We speculate the increasing response time due to the queuing up of requests on the server.
As we see in the observations above, the execution time fluctuates around the same amount of time, and it’s this queuing up of request that’s giving us a seemingly bad response time.

So, what I’m confused on is if a spike test is actually a performance test. To me it seems more like a concurrency test in which we’re trying to see if a system has some rate of failure and logging response, seems to me, doesn’t have more value than a SUT on continuous expected load. These are just my ideas and I’d like more views on this point.

So, if you’d log the response times for a SUT, on a spike test and a stress test, how would you interpret those two different sets of data? And which test/test data would be better suitable to speculate and determine and benchmark the response times for a SUT?

Hi there!

Have you read our “Stress testing” guide? I think you’ll find it useful to answer some of your questions.

But to summarize: you can use both stress and spike testing to measure performance of your system. The difference is in the behavior that you want to model with your tests. A stress test will gradually increase the load to reach your SUT’s breaking point. While a spike test will suddenly increase the load to overwhelm the SUT. You can keep track of the response time and any other metrics in both scenarios, but they would tell you different things in each case.

For example, during a stress test, you first might observe gradual response time increases, then HTTP 500 errors, and finally TCP connection errors (i/o timeout, connection reset by peer, etc.). Depending on how your SUT is deployed, these could indicate problems with your autoscaler, a bottleneck in your backend service, or in your load balancer. Since the test is typically longer than a spike test, the focus would be on how well the system handles sustained load at each step, and could point you in different directions to optimize and scale the system.

A spike test, in turn, models the behavior of quick load bursts, so it might start showing you TCP connection errors right away. This would allow you to see more quickly how, and if, the system recovers after the load subsides.

In both cases it’s important that the system does recover, but the focus of your metric tracking will be different.

Hope this clears some things up. In general, you don’t need to focus too much on the textbook definitions of each test type. After all, you can combine a stress test that has sudden spikes if that’s what you need. The important thing is to observe the effects that each load change has on your system, so you can see which part you need to optimize.


@imiric , so when I spike a SUT with 500 request in 1 second, and k6 gives me a response time of 150sec , that doesn’t mean I should deduce the avg response time to be 150s right? So, with this test, I am able to just determine if the system recovers right?

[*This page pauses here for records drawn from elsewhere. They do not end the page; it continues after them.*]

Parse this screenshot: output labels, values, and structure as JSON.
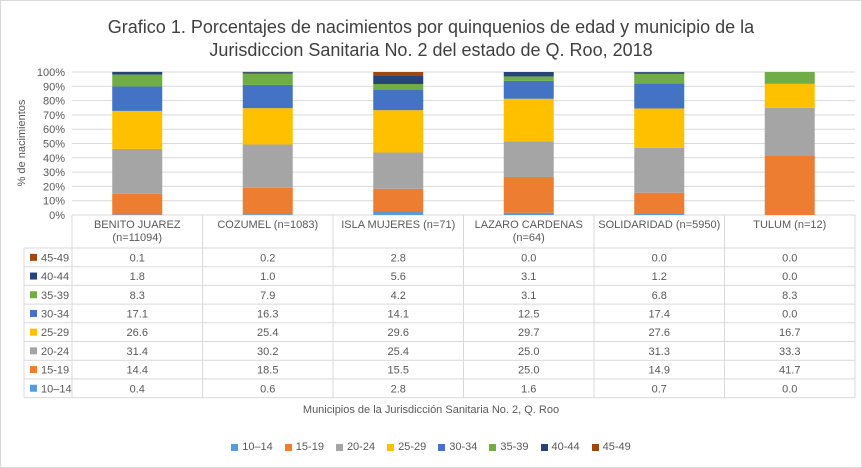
{
  "chart_data": {
    "type": "bar",
    "stacked": true,
    "title_line1": "Grafico 1. Porcentajes de nacimientos por quinquenios de edad y municipio de la",
    "title_line2": "Jurisdiccion Sanitaria No. 2 del estado de Q. Roo, 2018",
    "xlabel": "Municipios de la Jurisdicción Sanitaria No. 2, Q. Roo",
    "ylabel": "% de nacimientos",
    "ylim": [
      0,
      100
    ],
    "y_ticks": [
      "0%",
      "10%",
      "20%",
      "30%",
      "40%",
      "50%",
      "60%",
      "70%",
      "80%",
      "90%",
      "100%"
    ],
    "grid": true,
    "legend_position": "bottom",
    "categories": [
      [
        "BENITO JUAREZ",
        "(n=11094)"
      ],
      [
        "COZUMEL (n=1083)"
      ],
      [
        "ISLA MUJERES (n=71)"
      ],
      [
        "LAZARO CARDENAS",
        "(n=64)"
      ],
      [
        "SOLIDARIDAD (n=5950)"
      ],
      [
        "TULUM (n=12)"
      ]
    ],
    "series": [
      {
        "name": "10–14",
        "color": "#5b9bd5",
        "values": [
          0.4,
          0.6,
          2.8,
          1.6,
          0.7,
          0.0
        ]
      },
      {
        "name": "15-19",
        "color": "#ed7d31",
        "values": [
          14.4,
          18.5,
          15.5,
          25.0,
          14.9,
          41.7
        ]
      },
      {
        "name": "20-24",
        "color": "#a5a5a5",
        "values": [
          31.4,
          30.2,
          25.4,
          25.0,
          31.3,
          33.3
        ]
      },
      {
        "name": "25-29",
        "color": "#ffc000",
        "values": [
          26.6,
          25.4,
          29.6,
          29.7,
          27.6,
          16.7
        ]
      },
      {
        "name": "30-34",
        "color": "#4472c4",
        "values": [
          17.1,
          16.3,
          14.1,
          12.5,
          17.4,
          0.0
        ]
      },
      {
        "name": "35-39",
        "color": "#70ad47",
        "values": [
          8.3,
          7.9,
          4.2,
          3.1,
          6.8,
          8.3
        ]
      },
      {
        "name": "40-44",
        "color": "#264478",
        "values": [
          1.8,
          1.0,
          5.6,
          3.1,
          1.2,
          0.0
        ]
      },
      {
        "name": "45-49",
        "color": "#9e480e",
        "values": [
          0.1,
          0.2,
          2.8,
          0.0,
          0.0,
          0.0
        ]
      }
    ],
    "table_values": [
      [
        "0.1",
        "0.2",
        "2.8",
        "0.0",
        "0.0",
        "0.0"
      ],
      [
        "1.8",
        "1.0",
        "5.6",
        "3.1",
        "1.2",
        "0.0"
      ],
      [
        "8.3",
        "7.9",
        "4.2",
        "3.1",
        "6.8",
        "8.3"
      ],
      [
        "17.1",
        "16.3",
        "14.1",
        "12.5",
        "17.4",
        "0.0"
      ],
      [
        "26.6",
        "25.4",
        "29.6",
        "29.7",
        "27.6",
        "16.7"
      ],
      [
        "31.4",
        "30.2",
        "25.4",
        "25.0",
        "31.3",
        "33.3"
      ],
      [
        "14.4",
        "18.5",
        "15.5",
        "25.0",
        "14.9",
        "41.7"
      ],
      [
        "0.4",
        "0.6",
        "2.8",
        "1.6",
        "0.7",
        "0.0"
      ]
    ],
    "table_row_labels": [
      "45-49",
      "40-44",
      "35-39",
      "30-34",
      "25-29",
      "20-24",
      "15-19",
      "10–14"
    ]
  }
}
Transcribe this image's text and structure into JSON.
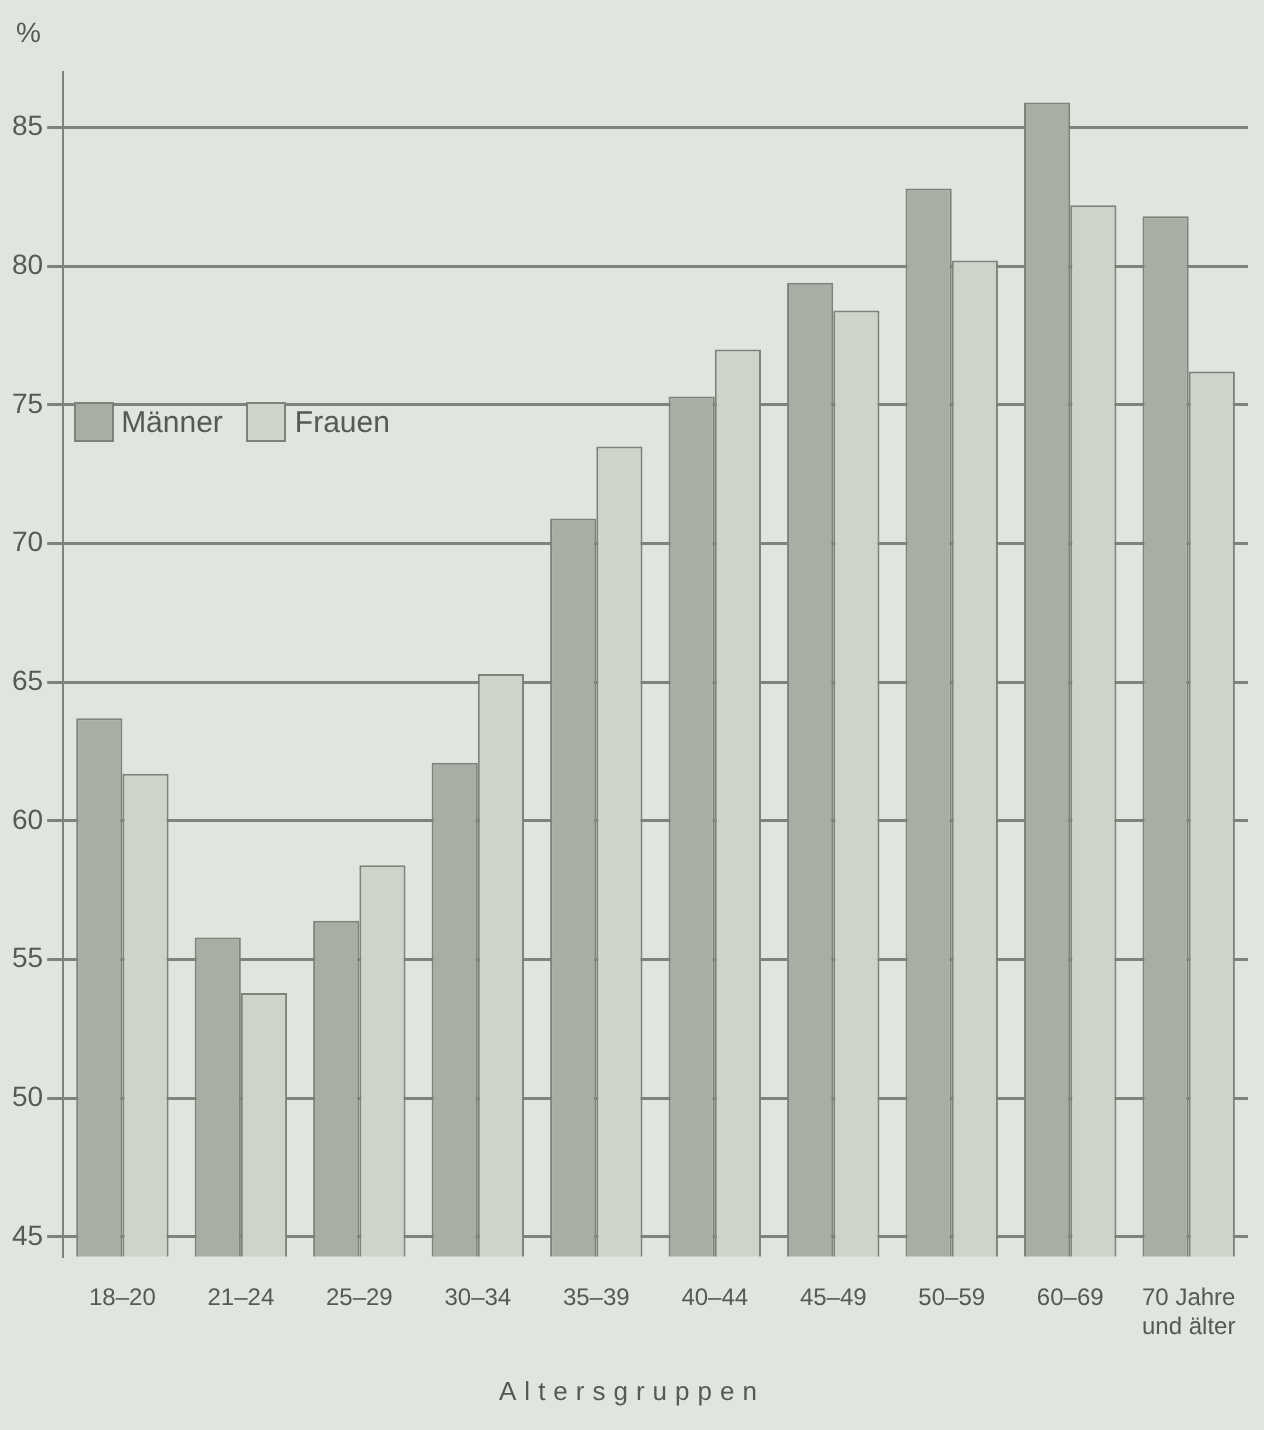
{
  "chart_data": {
    "type": "bar",
    "ylabel": "%",
    "xlabel": "Altersgruppen",
    "categories": [
      "18–20",
      "21–24",
      "25–29",
      "30–34",
      "35–39",
      "40–44",
      "45–49",
      "50–59",
      "60–69",
      "70 Jahre und älter"
    ],
    "series": [
      {
        "name": "Männer",
        "color": "#a7aea4",
        "values": [
          63.7,
          55.8,
          56.4,
          62.1,
          70.9,
          75.3,
          79.4,
          82.8,
          85.9,
          81.8
        ]
      },
      {
        "name": "Frauen",
        "color": "#cdd4ca",
        "values": [
          61.7,
          53.8,
          58.4,
          65.3,
          73.5,
          77.0,
          78.4,
          80.2,
          82.2,
          76.2
        ]
      }
    ],
    "ylim": [
      44.3,
      87
    ],
    "yticks": [
      45,
      50,
      55,
      60,
      65,
      70,
      75,
      80,
      85
    ],
    "grid": "y",
    "legend": "top left"
  }
}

Also, I also have very conceptual difficulty in what would the average response time of an endpoint be, because that would be load dependent right? on minimal load the SUT might give good response time, on high load it might be bad. What would be a way to benchmark the EUT(Endpoint under test :wink: )

Is that 150s response time for a single request, or are you averaging over 1s? Judging by your original post, you seem to be logging each res.timings.duration. May I ask why? If you want to see the metrics for each request, you can use the CSV or JSON output. If you want to see aggregated results, you can use the end-of-test summary, or send the metrics to any output of your choice, and aggregate them there.

In general averages are a poor way of judging performance, since you’ll miss any outliers. Instead you should focus on percentiles, specifically p(95), or even higher, p(99), etc. See the --summary-trend-stats option.

The response time of your service really depends on what you want it to be. :slight_smile: If every millisecond counts for your product, then 200ms might be unacceptable, whereas if you’re running something like a personal blog, then that result might be perfectly fine. The point of load testing is to measure how your service behaves under different scenarios, so you can optimize the performance before it affects your users, and thus your product. You need to decide what that performance threshold should be, and how much you want to improve your result.

What would be a way to benchmark the EUT(Endpoint under test)

You can set thresholds per URL, or aggregate metrics manually per URL. Please go through the documentation and see some examples to get a better idea of what’s possible.